Quindi i requisiti per le pensioni resteranno congelati effettivamente, ma solo relativamente all’aspettativa di vita. Perché è certo che nel 2024 ci saranno lavoratori che andranno in pensione più tardi perché perderanno il treno della quiescenza a 67 anni proprio in virtù di un inasprimento dei requisiti di cui pochi parlano ma che si materializzerà.

Lo sai che nel 2024 aumentano i requisiti per le pensioni di vecchiaia? Ecco la verità che allontana gli assegni

La pensione di vecchiaia è una delle misure strutturali del sistema. C’è da fare una precisazione però che riguarda la pensione per i contributivi che cambia rispetto ai cosiddetti misti. Parliamo nel primo caso di soggetti che hanno il primo contributo a qualsiasi titolo versato dopo il 31 dicembre 1995. Mentre per i secondi parliamo di soggetti che hanno iniziato a versare prima. I primi con trattamenti calcolati esclusivamente con il metodo contributivo. I secondi con il metodo retributivo e contributivo insieme. E sono proprio i cosiddetti contributivi puri quelli che oggettivamente subiranno un pesante inasprimento dei requisiti a partire dal mese di gennaio 2024.

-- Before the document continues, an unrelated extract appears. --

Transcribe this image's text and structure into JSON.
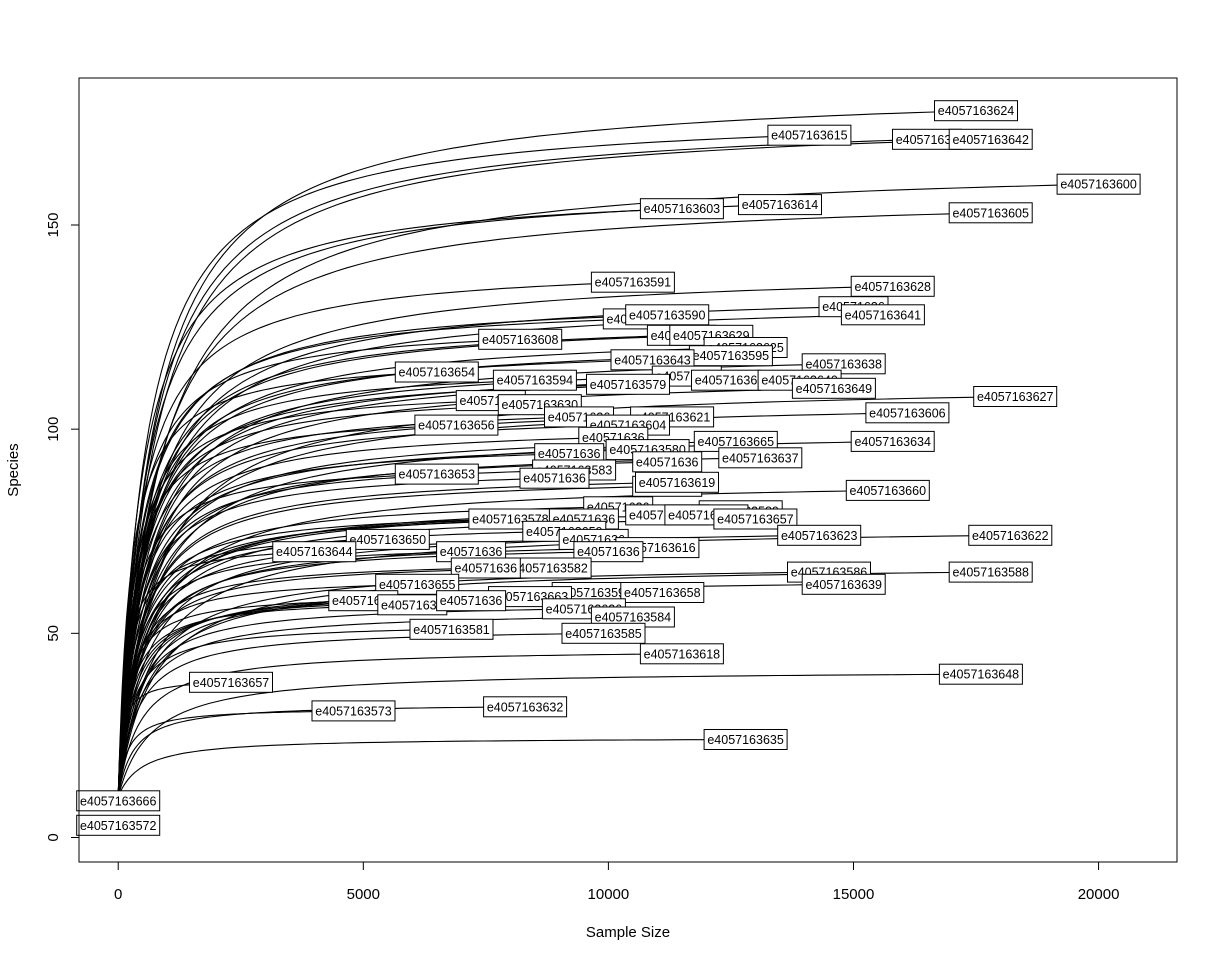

La pensione di vecchiaia per loro si centra solo se raggiunge un determinato importo, che è sempre pari ad almeno 1,5 volte l’assegno sociale. Ma parliamo di assegno sociale con importo valido nell’anno in cui si presenta la domanda all’INPS e si maturano i relativi requisiti. Essendo l’assegno sociale variabile in base al tasso di inflazione, è evidente che salendo l’assegno sociale salirà anche il terzo requisito utile alle pensioni di vecchiaia per i contributivi, cioè l’importo minimo da raggiungere.

La pensione di vecchiaia per i contributivi, ecco cosa cambia nel 2024

In buona sostanza chi ha compiuto 67 anni di età e completato 20 anni di contributi oggi, nel 2023, se è un contributivo puro può andare in pensione se raggiunge un assegno pari a 755 euro circa al mese. Questo perché l’assegno sociale nel 2023 è pari a 503,27 euro mensili. Nel 2024 con un tasso di inflazione che sfiorerà sicuramente il 6%, l’assegno sociale passerà da 503,27 euro al mese a 535 euro sempre mensili, più o meno. Perché si prevede una indicizzazione dei trattamenti previdenziali e assistenziali dell’INPS, compreso l’assegno sociale, in misura pari a circa il 6%.

A tanto dovrebbe ammontare più o meno il tasso di inflazione. Significa che nel 2024 non basterà più una pensione di 755 euro per andare in pensione ma ne servirà una che deve superare necessariamente gli 800 euro. Perché a fronte di un assegno sociale di 535 euro, la pensione minima da raggiungere pari o superiore a 1,5 volte l’assegno sociale deve essere almeno di 802 euro al mese.

Cosa accade se la pensione maturata è inferiore a 800 euro al mese?

Non si può non confermare quindi un netto inasprimento dei requisiti previdenziale, anche se solo per i contributivi puri. Che per andare in pensione potrebbero dover attendere i 71 anni di età in molte circostanze. Difatti chi non arriverà nel 2024 ad una pensione di circa 800 euro al mese, non potrà che puntare allo step successivo che è quello dei 71 anni. A quella età la pensione di vecchiaia contributiva si centra anche con solo 5 anni di versamenti contributivi. E senza nessun collegamento all’importo minimo del trattamento previdenziale.

Anche le quiescenze anticipate sono slittate di 3 mesi

Non è un caso singolo questo, perché anche se fino al 2026 le pensioni saranno congelate come requisiti, sia per le anticipate che per le quiescenze di vecchiaia, il trend va verso un inasprimento. Lo dimostra anche un fatto passato sotto traccia ma abbastanza eloquente che riguarda le quiescenze anticipate.

Infatti rispetto al passato, per prendere la pensione anticipata occorre aspettare tre mesi dal raggiungimento dei requisiti. Per via delle finestra di attesa di fatto, anche se restano 42,10 e 41,10 rispettivamente per uomini e donne, i requisiti utili alle pensioni anticipate, c’è chi resta al lavoro 3 mesi in più.